Thousands of Tunisians flee by boat to the Italian island of Lampedusa.
2011 May - Curfew imposed amid fresh street protests.
2011 June - Ex-president Ben Ali is tried in absentia for theft. He is sentenced to 35 years in prison.
2011 October - Parliamentary elections. Ennahda Islamist party wins, but falls short of an outright majority.
2011 November - National assembly which will draft a new constitution meets for first time.
2011 December - Human rights activist Moncef Marzouki is elected president by the constituent assembly, Ennahda leader Hamadi Jebali is sworn in as prime minister.
2012 May - Hundreds of Salafi Islamic extremists clash with security forces and attack a police station in Jendouba in a dispute over Salafi attacks on alcohol sellers.
2012 June - Former president Ben Ali is sentenced to life in prison over the killing of protesters in the 2011 revolution. He is living in Saudi Arabia, which refuses to extradite him.
The government imposes an overnight curfew in eight areas following riots by Islamists against an art exhibition. One man died after being shot in the head.
2012 August - Thousands protest in Tunis against moves by Islamist-led government to reduce women's rights. Draft constitution refers to women as "complementary to men", whereas 1956 constitution granted women full equality with men.
2013 February - Prime Minister Jebali resigns after his ruling Islamist Ennahda party rejects his proposals to form a government of technocrats after the killing of an opposition anti-Islamist leader. Ennahda rejects opposition allegations that it was behind the killing of Chokri Belaid, whose death prompted violent protests.
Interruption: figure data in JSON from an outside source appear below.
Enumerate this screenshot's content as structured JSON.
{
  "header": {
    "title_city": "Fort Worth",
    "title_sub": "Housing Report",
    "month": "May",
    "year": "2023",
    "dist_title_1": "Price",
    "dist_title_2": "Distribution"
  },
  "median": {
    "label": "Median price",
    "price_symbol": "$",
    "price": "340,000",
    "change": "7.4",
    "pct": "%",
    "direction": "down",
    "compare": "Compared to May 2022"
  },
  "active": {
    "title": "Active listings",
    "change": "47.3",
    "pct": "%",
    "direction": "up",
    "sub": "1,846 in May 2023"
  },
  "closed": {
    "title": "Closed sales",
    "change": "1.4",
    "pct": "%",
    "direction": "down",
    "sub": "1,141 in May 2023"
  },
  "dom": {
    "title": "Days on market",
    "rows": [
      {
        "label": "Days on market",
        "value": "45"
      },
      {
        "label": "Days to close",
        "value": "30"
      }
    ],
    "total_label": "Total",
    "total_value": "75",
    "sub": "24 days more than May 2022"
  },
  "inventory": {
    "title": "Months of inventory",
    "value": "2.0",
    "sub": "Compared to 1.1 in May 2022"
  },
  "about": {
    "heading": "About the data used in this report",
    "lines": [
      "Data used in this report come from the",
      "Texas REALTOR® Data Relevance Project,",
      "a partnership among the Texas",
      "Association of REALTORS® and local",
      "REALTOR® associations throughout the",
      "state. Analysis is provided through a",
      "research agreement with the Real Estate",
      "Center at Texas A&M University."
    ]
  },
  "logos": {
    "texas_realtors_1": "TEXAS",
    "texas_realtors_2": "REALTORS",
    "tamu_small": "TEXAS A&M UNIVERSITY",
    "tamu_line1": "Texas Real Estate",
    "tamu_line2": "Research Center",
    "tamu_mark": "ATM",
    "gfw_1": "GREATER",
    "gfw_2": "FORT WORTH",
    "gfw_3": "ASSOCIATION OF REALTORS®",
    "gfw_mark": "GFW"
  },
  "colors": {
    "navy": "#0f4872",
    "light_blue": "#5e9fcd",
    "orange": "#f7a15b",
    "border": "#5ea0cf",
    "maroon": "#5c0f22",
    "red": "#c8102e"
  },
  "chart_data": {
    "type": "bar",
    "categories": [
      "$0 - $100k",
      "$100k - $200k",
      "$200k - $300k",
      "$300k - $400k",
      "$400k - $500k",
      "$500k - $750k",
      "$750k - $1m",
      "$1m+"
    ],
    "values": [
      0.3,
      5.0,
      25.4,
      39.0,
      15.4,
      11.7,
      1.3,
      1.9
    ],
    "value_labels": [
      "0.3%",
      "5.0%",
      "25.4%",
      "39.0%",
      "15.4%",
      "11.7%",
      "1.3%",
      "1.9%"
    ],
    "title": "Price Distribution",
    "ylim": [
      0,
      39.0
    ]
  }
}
2013 May - At least one person is killed in clashes between police and Salafi Islamists of the Ansar al-Sharia group in the Tunis suburb of Ettadhamen, where it was holding a meeting. Police also clashed with protesters in the city of Kairouan, where the government had banned an earlier Ansar al-Sharia meeting on security grounds.
2013 July - Assassination of opposition politician Mohamed Brahmi prompts mass demonstrations, a general strike and calls for the government to resign.
2013 October - Governing Islamist party, Ennahda, agrees to hand over power to caretaker government of independent figures tasked with organising fresh elections in 2014.
2013 December - After months of wrangling, Ennahda and the mainly secular opposition agree on appointment of Mehdi Jomaa as head of interim government.
2014 January - Parliament passes the country's first constitution since President Ben Ali was ousted in 2011.
Prime minister-designate Mehdi Jomaa forms cabinet of independents and technocrats, to govern until new elections.
2014 February - The government says the suspected assassin of opposition politician Chokri Belaid has been killed in an anti-terrorist operation.
2014 March - President Marzouki lifts the state of emergency imposed in 2011 during the revolution that toppled his predecessor, Zine el Abidine Ben Ali.
2014 May - Tunisia's interim parliament approves a new electoral law to govern legislative and presidential elections.
2014 October - Nidaa Tounes, which unites secularists, trade unionists, liberals and some players from the Ben Ali era, wins largest bloc of seats in parliamentary election, overtaking the Islamist Ennahda.
2014 December - Nidaa Tounes candidate Beji Caid Essebsi becomes president after decisively beating outgoing president Moncef Marzouki in run-off elections.
2015 March - The Islamic State extremist group claims responsibility for an attack by three gunmen on the Bardo Museum in Tunis, in which 21 people, mainly foreign tourists, were killed.